The government's planned pension reform raises several questions from the point of view of the constitution, Chancellor of Justice Ülle Madise finds in her position from Wednesday.
"The justice chancellor is neither against nor for the planned reform because it is a political question, while she directs the legislator's attention to known constitutional problems that have not been addressed," Madise writes in a letter to Riigikogu Finance Committee chair Aivar Kokk, adding that the constitutionality of the reform will ultimately be judged by the Supreme Court should that prove necessary.
Madise finds that the reform will result in unequal treatment in that people who have joined the second pillar of funded pension will be able to withdraw pension savings – including social tax allocated by the state – before reaching retirement age, while people who are the same age but have not joined mandatory funded pension will not be able to withdraw and use as they see fit 4 percent of social tax they've paid.
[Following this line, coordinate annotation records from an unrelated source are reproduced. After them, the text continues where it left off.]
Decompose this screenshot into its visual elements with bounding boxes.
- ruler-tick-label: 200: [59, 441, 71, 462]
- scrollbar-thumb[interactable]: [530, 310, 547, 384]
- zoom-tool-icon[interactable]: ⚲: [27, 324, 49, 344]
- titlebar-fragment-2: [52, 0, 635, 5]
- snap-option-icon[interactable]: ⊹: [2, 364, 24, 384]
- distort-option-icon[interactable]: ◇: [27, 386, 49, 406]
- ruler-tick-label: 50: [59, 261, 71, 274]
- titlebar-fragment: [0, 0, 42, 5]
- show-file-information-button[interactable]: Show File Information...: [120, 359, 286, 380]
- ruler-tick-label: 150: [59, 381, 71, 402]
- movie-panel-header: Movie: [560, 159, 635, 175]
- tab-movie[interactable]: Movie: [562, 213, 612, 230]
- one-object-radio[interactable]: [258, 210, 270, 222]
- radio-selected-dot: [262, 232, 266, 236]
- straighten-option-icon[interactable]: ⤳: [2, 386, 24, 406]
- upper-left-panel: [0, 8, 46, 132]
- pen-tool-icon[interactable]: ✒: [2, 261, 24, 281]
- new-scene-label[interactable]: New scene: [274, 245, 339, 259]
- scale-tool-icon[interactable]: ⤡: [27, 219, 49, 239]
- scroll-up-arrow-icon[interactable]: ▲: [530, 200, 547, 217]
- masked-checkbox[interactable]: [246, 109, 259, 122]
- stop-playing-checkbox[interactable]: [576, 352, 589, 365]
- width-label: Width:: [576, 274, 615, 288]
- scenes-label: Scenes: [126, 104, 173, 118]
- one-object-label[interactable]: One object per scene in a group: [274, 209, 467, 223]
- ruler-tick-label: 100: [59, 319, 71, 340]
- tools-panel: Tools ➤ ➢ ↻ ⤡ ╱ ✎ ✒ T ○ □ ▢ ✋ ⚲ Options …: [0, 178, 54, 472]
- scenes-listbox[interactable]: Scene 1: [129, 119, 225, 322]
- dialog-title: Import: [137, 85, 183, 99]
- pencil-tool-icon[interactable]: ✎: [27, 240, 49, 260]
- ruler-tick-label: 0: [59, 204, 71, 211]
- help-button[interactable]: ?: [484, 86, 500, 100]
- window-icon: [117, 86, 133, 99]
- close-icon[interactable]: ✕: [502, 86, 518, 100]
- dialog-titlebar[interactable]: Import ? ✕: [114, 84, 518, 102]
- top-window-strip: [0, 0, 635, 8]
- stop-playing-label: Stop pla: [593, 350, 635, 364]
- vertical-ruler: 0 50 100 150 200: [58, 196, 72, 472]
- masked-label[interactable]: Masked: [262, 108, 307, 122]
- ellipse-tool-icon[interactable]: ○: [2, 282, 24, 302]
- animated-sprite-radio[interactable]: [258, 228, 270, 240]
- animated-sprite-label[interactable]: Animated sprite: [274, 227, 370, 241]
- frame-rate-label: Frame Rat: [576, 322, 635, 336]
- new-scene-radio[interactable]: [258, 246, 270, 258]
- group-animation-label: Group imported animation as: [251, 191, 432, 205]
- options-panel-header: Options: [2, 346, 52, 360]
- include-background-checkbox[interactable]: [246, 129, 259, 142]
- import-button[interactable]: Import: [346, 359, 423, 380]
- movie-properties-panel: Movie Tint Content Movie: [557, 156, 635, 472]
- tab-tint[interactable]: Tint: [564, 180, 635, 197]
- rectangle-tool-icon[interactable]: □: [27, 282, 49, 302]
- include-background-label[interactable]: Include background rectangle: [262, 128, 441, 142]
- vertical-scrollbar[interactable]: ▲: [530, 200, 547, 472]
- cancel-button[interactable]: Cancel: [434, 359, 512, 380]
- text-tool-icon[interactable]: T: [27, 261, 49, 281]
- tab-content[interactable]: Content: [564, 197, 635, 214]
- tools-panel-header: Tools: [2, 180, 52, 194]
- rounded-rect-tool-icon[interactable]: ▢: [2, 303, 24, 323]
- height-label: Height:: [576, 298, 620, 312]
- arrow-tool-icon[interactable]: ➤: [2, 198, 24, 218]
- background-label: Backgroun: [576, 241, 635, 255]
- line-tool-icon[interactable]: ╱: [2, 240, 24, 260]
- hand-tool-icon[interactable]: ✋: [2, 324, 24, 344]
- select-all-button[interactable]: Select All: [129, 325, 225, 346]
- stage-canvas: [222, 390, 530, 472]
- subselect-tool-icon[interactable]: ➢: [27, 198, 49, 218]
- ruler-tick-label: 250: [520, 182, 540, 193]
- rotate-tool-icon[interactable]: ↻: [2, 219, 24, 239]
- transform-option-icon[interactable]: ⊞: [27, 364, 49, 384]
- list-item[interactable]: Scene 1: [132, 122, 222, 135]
"People who have joined mandatory funded pension withdrawing their savings would cause the social tax burden of comparable groups to change retroactively. People who have not joined the second pillar will have borne greater social solidarity than those who joined the second pillar and can withdraw savings before reaching retirement age. That is why people who have the second pillar will be given an advantage in the extent of 4 percent of their social tax contribution that can be optimized retroactively compared to people 20 percent of the social tax paid by whom has always reached the national pension system," Madise writes.
Secondly, the justice chancellor perceives problems with the time in which the changes should be executed that she finds too short, considering the extent of the reform.
"Amendments to the Funded Pensions Act need to be considered an important reform. The planned act will completely change the underlying principles of the funded pension system and will result in extensive reorganization of legal relationships before it can enter into force. Draft legislation reads that the act should enter into force on July 1, 2020 and parts of it even sooner (March 3, 2020). The pension investment account regulation is scheduled to enter into force on January 1, 2021. The urgency of these changes has not been sufficiently explained," Madise finds.
Generally, an act mustn't and cannot have retroactive effect, while the planned pension reform would, Madise suggests.
"Any change that provides the right to rescind lifelong annuity contracts definitely comes as a surprise to those involved. The lifelong pension agreement is by nature a fixed-term contract – valid until the person's death. The sides of such an agreement have an especially strong expectation for new legislation not to intervene in established contractual relationships," she finds.
Leavers to affect everyone's pension assets
The justice chancellor suggests that some people withdrawing money from pension funds will inevitably affect the price of pension units and through it the value of pension assets of people who do not plan to leave the second pillar.
"Fundamentally changing collection period rules – allowing people to withdraw and take assets with them during the collection period – creates the risk of tying the value of fund units, in addition to events on financial markets and the global economy, to the behavior of other unit holders to a considerable degree.